La session ordinaire du mois de février de la Commune urbaine de Casablanca, prévue le 5 février, sera consacrée essentiellement à des problématiques relatives au foncier. Il s’agit des expropriations, de l’acquisition et de l’échange de parcelles de terrain, en plus des cessions de lots de terrain dans des arrondissements communaux composant le conseil de la ville de Casablanca.
D’après les sources du quotidien Assabah, qui se penche sur ce sujet dans son édition du jeudi 29 janvier, «le conseil de la ville examinera et validera l’opération d’expropriation d’une partie du lot de terrain (titre foncier n° 300/C), d’une superficie d’environ 13 007 m², dans l’arrondissement de Moulay Rachid, en vue de la réalisation d’un espace dédié aux sports».
Dans le même arrondissement, il sera également procédé à «l’expropriation d’une partie du même lot de terrain, d’une superficie de 17 514 m², pour l’aménagement d’une route, suivant le plan d’aménagement de la zone».
Dans l’arrondissement de Ben M’sik, le conseil de la ville examinera l’opération d’expropriation d’un lot de terrain d’une superficie de 2 500 m² en vue de la construction d’une bibliothèque multidisciplinaire et d’une salle de conférences.
Au niveau de l’arrondissement d’Aïn Chock, il sera procédé à l’expropriation d’une partie du lot de terrain (titre foncier n° 19 301/C), d’une superficie de 5 554 m², en vue de la construction d’un souk de proximité. «À Sidi Bernoussi, l’opération d’expropriation d’un lot de terrain d’une superficie de 6 129 m² sera examinée et approuvée par le conseil pour la réalisation d’un complexe socio-sportif dans la région», indique Assabah.

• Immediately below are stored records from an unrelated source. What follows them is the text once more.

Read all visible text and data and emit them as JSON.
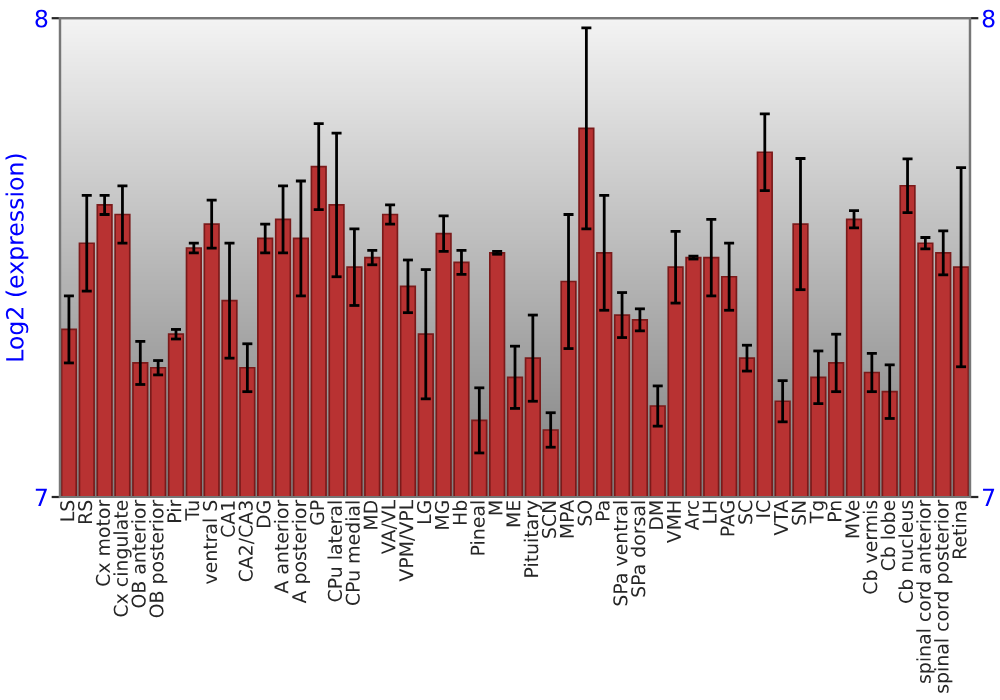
{
  "chart_data": {
    "type": "bar",
    "ylabel": "Log2 (expression)",
    "categories": [
      "LS",
      "RS",
      "Cx motor",
      "Cx cingulate",
      "OB anterior",
      "OB posterior",
      "Pir",
      "Tu",
      "ventral S",
      "CA1",
      "CA2/CA3",
      "DG",
      "A anterior",
      "A posterior",
      "GP",
      "CPu lateral",
      "CPu medial",
      "MD",
      "VA/VL",
      "VPM/VPL",
      "LG",
      "MG",
      "Hb",
      "Pineal",
      "M",
      "ME",
      "Pituitary",
      "SCN",
      "MPA",
      "SO",
      "Pa",
      "SPa ventral",
      "SPa dorsal",
      "DM",
      "VMH",
      "Arc",
      "LH",
      "PAG",
      "SC",
      "IC",
      "VTA",
      "SN",
      "Tg",
      "Pn",
      "MVe",
      "Cb vermis",
      "Cb lobe",
      "Cb nucleus",
      "spinal cord anterior",
      "spinal cord posterior",
      "Retina"
    ],
    "values": [
      7.35,
      7.53,
      7.61,
      7.59,
      7.28,
      7.27,
      7.34,
      7.52,
      7.57,
      7.41,
      7.27,
      7.54,
      7.58,
      7.54,
      7.69,
      7.61,
      7.48,
      7.5,
      7.59,
      7.44,
      7.34,
      7.55,
      7.49,
      7.16,
      7.51,
      7.25,
      7.29,
      7.14,
      7.45,
      7.77,
      7.51,
      7.38,
      7.37,
      7.19,
      7.48,
      7.5,
      7.5,
      7.46,
      7.29,
      7.72,
      7.2,
      7.57,
      7.25,
      7.28,
      7.58,
      7.26,
      7.22,
      7.65,
      7.53,
      7.51,
      7.48
    ],
    "errors": [
      0.07,
      0.1,
      0.02,
      0.06,
      0.045,
      0.015,
      0.01,
      0.01,
      0.05,
      0.12,
      0.05,
      0.03,
      0.07,
      0.12,
      0.09,
      0.15,
      0.08,
      0.015,
      0.02,
      0.055,
      0.135,
      0.037,
      0.025,
      0.068,
      0.003,
      0.065,
      0.09,
      0.036,
      0.14,
      0.21,
      0.12,
      0.047,
      0.023,
      0.042,
      0.075,
      0.003,
      0.08,
      0.07,
      0.027,
      0.08,
      0.043,
      0.137,
      0.055,
      0.06,
      0.018,
      0.04,
      0.056,
      0.056,
      0.012,
      0.046,
      0.208
    ],
    "color": "#b83232",
    "ylim": [
      7,
      8
    ],
    "yticks": [
      7,
      8
    ],
    "y2lim": [
      7,
      8
    ],
    "y2ticks": [
      7,
      8
    ],
    "grid": false,
    "legend": false
  }
}
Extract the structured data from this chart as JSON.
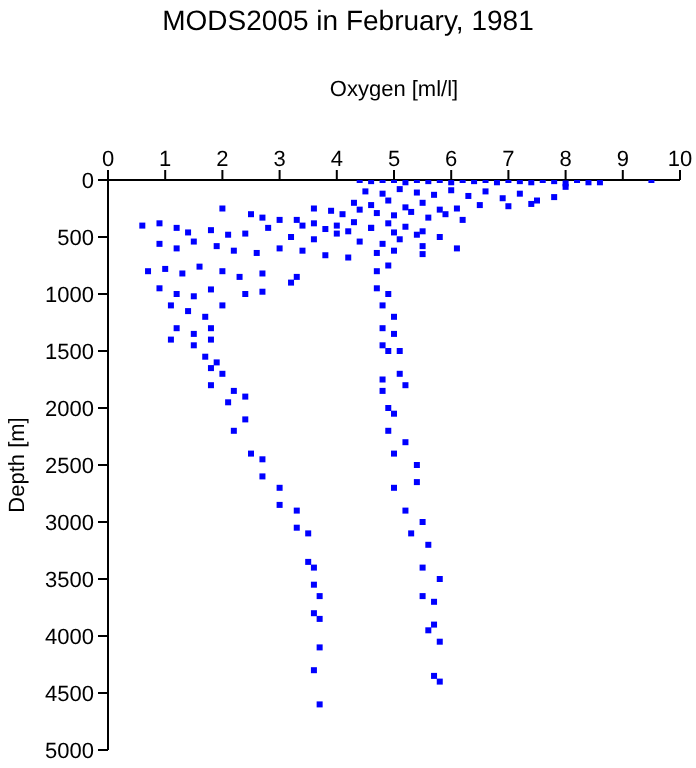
{
  "chart_data": {
    "type": "scatter",
    "title": "MODS2005 in February, 1981",
    "xlabel": "Oxygen [ml/l]",
    "ylabel": "Depth [m]",
    "xlim": [
      0,
      10
    ],
    "xticks": [
      0,
      1,
      2,
      3,
      4,
      5,
      6,
      7,
      8,
      9,
      10
    ],
    "ylim": [
      5000,
      0
    ],
    "yticks": [
      0,
      500,
      1000,
      1500,
      2000,
      2500,
      3000,
      3500,
      4000,
      4500,
      5000
    ],
    "marker": "square",
    "series": [
      {
        "color": "#0000ff",
        "x": [
          4.4,
          4.6,
          4.8,
          5.0,
          5.2,
          5.4,
          5.6,
          5.8,
          6.0,
          6.2,
          6.4,
          6.6,
          6.8,
          7.0,
          7.2,
          7.4,
          7.6,
          7.8,
          8.0,
          8.2,
          8.4,
          8.6,
          9.5,
          4.5,
          4.8,
          5.1,
          5.4,
          5.7,
          6.0,
          6.3,
          6.6,
          6.9,
          7.2,
          7.5,
          7.8,
          8.0,
          4.3,
          4.6,
          4.9,
          5.2,
          5.5,
          5.8,
          6.1,
          6.5,
          7.0,
          7.4,
          3.6,
          3.9,
          4.1,
          4.4,
          4.7,
          5.0,
          5.3,
          5.6,
          5.9,
          6.2,
          3.3,
          3.6,
          4.0,
          4.3,
          4.6,
          4.9,
          5.2,
          5.5,
          2.0,
          2.5,
          2.7,
          3.0,
          3.4,
          3.8,
          4.2,
          4.6,
          5.0,
          5.4,
          5.8,
          0.6,
          0.9,
          1.2,
          1.4,
          1.8,
          2.1,
          2.4,
          2.8,
          3.2,
          3.6,
          4.0,
          4.4,
          4.8,
          5.1,
          5.5,
          6.1,
          0.9,
          1.2,
          1.5,
          1.9,
          2.2,
          2.6,
          3.0,
          3.4,
          3.8,
          4.2,
          4.7,
          5.0,
          5.5,
          0.7,
          1.0,
          1.3,
          1.6,
          2.0,
          2.3,
          2.7,
          3.2,
          3.3,
          4.7,
          4.9,
          0.9,
          1.2,
          1.5,
          1.8,
          2.4,
          2.7,
          4.7,
          4.9,
          1.1,
          1.4,
          1.7,
          2.0,
          4.8,
          5.0,
          1.2,
          1.5,
          1.8,
          4.8,
          5.0,
          1.1,
          1.5,
          1.8,
          4.8,
          5.1,
          1.7,
          1.9,
          4.9,
          1.8,
          2.0,
          4.8,
          5.1,
          1.8,
          2.2,
          4.8,
          5.2,
          2.1,
          2.4,
          4.9,
          5.0,
          2.2,
          2.4,
          4.9,
          5.2,
          2.5,
          2.7,
          5.0,
          5.4,
          2.7,
          3.0,
          5.0,
          5.4,
          3.0,
          3.3,
          5.2,
          5.5,
          3.3,
          3.5,
          5.3,
          5.6,
          3.5,
          3.6,
          5.5,
          5.8,
          3.6,
          3.7,
          5.5,
          5.7,
          3.6,
          5.6,
          3.7,
          5.7,
          3.7,
          5.8,
          3.6,
          5.7,
          3.7,
          5.8
        ],
        "values": [
          0,
          10,
          0,
          0,
          20,
          0,
          10,
          0,
          20,
          0,
          10,
          0,
          20,
          0,
          10,
          20,
          0,
          10,
          30,
          0,
          20,
          20,
          0,
          100,
          120,
          80,
          110,
          130,
          90,
          140,
          100,
          160,
          120,
          180,
          150,
          60,
          200,
          220,
          180,
          240,
          200,
          260,
          250,
          220,
          230,
          210,
          250,
          270,
          300,
          260,
          290,
          310,
          280,
          330,
          300,
          350,
          350,
          380,
          400,
          370,
          420,
          380,
          410,
          450,
          250,
          300,
          330,
          350,
          400,
          430,
          450,
          420,
          460,
          480,
          500,
          400,
          380,
          420,
          460,
          440,
          480,
          470,
          420,
          500,
          520,
          470,
          540,
          560,
          520,
          580,
          600,
          560,
          600,
          540,
          580,
          620,
          640,
          600,
          620,
          660,
          680,
          640,
          620,
          650,
          800,
          780,
          820,
          760,
          800,
          850,
          820,
          900,
          850,
          800,
          750,
          950,
          1000,
          1020,
          960,
          1000,
          980,
          950,
          1000,
          1100,
          1150,
          1200,
          1100,
          1100,
          1200,
          1300,
          1350,
          1300,
          1300,
          1350,
          1400,
          1450,
          1400,
          1450,
          1500,
          1550,
          1600,
          1500,
          1650,
          1700,
          1750,
          1700,
          1800,
          1850,
          1850,
          1800,
          1950,
          1900,
          2000,
          2050,
          2200,
          2100,
          2200,
          2300,
          2400,
          2450,
          2400,
          2500,
          2600,
          2700,
          2700,
          2650,
          2850,
          2900,
          2900,
          3000,
          3050,
          3100,
          3100,
          3200,
          3350,
          3400,
          3400,
          3500,
          3550,
          3650,
          3650,
          3700,
          3800,
          3950,
          3850,
          3900,
          4100,
          4050,
          4300,
          4350,
          4600,
          4400
        ]
      }
    ]
  }
}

La session du conseil de la Commune urbaine de Casablanca examinera également des opérations d’acquisition de deux parcelles de terrain d’une superficie globale de 17 200 m² pour l’aménagement des routes au niveau de l’arrondissement d’Aïn Chock, ainsi que celles de cession de résidus de routes aux arrondissements de Maârif et de Moulay Rachid.
Ces points inscrits à l’ordre du jour de la session du mois de février de la Commune urbaine de Casablanca, indiquent les mêmes sources, susciteront de chauds débats eu égard aux superficies des terrains concernés et aux arrondissements bénéficiaires.